The legal Kodi TV player has become hugely popular over the past few years but many owners appear to be using illegal add-ons to view content for free.
In fact, a recent survey revealed that around 70 per cent – some 28 million – of Kodi adopters end up viewing premium content illegally.
This huge number hasn’t gone unnoticed with many rights holders and TV companies actively attempting to stop these streams.
The Premier League recently secured a high court order allowing it to block games from being beamed around the web and now Uefa is following with its own injunction.
The governing body of European football has been granted a High Court order aimed at tackling illicit streaming of matches.
This will mean some of the UK’s biggest ISP’s including BT, Virgin Media and Sky will have to block any illicit streams.
Mr Justice Arnold said the claim by the body, which organises a number of European football competitions, including the Uefa Champions League and the Uefa Europa League, was for an injunction “requiring” the service providers “to take measures to block, or at least impede, access by their customers to streaming servers which deliver infringing live streams of Uefa competition matches to UK consumers”.
In a written decision just published, he said: “The Uefa competitions are very popular with television viewers in the UK. This year’s Champions League final attracted several million viewers.”
“Uefa’s evidence establishes that it owns the copyright in television broadcasts of all matches in the Uefa competitions, and in films (particularly replays), artistic works and musical works which are incorporated within those broadcasts.”
Mr Arnold confirmed that BT “has since 2013 been the exclusive licensee of the rights to broadcast and transmit the Uefa competitions in the UK”.
“The rights are very valuable. BT currently pays approximately £360 million each season for these rights together with the rights in respect of the Uefa Super Cup.”
The ruling said the governing body, whose members consist of 55 national football associations, contended that the order it sought was “appropriate and proportionate”.

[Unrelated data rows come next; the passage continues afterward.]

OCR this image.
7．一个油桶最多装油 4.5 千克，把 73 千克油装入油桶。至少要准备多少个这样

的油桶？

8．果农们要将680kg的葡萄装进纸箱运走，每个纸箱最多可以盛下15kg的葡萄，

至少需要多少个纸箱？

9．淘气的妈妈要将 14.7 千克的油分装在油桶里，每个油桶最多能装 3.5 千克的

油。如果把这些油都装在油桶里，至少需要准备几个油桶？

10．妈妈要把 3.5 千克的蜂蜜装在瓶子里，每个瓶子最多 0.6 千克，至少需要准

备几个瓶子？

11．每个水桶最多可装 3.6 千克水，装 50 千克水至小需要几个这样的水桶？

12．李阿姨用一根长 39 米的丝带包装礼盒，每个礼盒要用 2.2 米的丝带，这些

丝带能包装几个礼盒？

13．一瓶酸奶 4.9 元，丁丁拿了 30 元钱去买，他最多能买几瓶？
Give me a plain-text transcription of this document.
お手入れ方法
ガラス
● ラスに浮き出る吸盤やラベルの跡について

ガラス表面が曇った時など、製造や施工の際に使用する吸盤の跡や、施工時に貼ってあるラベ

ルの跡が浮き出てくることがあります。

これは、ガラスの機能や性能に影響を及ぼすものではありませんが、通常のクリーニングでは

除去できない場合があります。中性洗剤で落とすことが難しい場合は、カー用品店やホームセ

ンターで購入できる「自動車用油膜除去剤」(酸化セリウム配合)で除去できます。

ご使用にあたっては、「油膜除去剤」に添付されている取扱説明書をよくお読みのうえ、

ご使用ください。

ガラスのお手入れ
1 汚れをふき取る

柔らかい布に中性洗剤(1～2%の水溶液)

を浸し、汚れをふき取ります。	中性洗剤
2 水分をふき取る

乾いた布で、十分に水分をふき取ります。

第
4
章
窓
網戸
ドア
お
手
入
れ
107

By way of example, in a report entitled Cracking Down on Digital Piracy published by the Federation Against Copyright Theft in September 2017, the UK Intellectual Property Office was quoted as saying that it believed that, at a conservative estimate, a million set-top boxes with software added to them to facilitate illegal streaming had been sold in the UK in the last couple of years.
The order will take effect on February 13 next year and last until May 26.
The news of the block comes as a recent survey revealed almost two-thirds of Kodi Box owners would return to legal methods of streaming, if providers like Sky TV, Virgin Media, and BT TV dropped their prices.
Some 74 per cent of people who watch content illegally online would return to legal providers if the television package prices were dropped.
The exclusive Express.co.uk survey was conducted by price comparison site Finder.com – the biggest comparison site in Australia, which launched in the UK back in February 2017.
It surveyed some 2,000 adults from across the UK.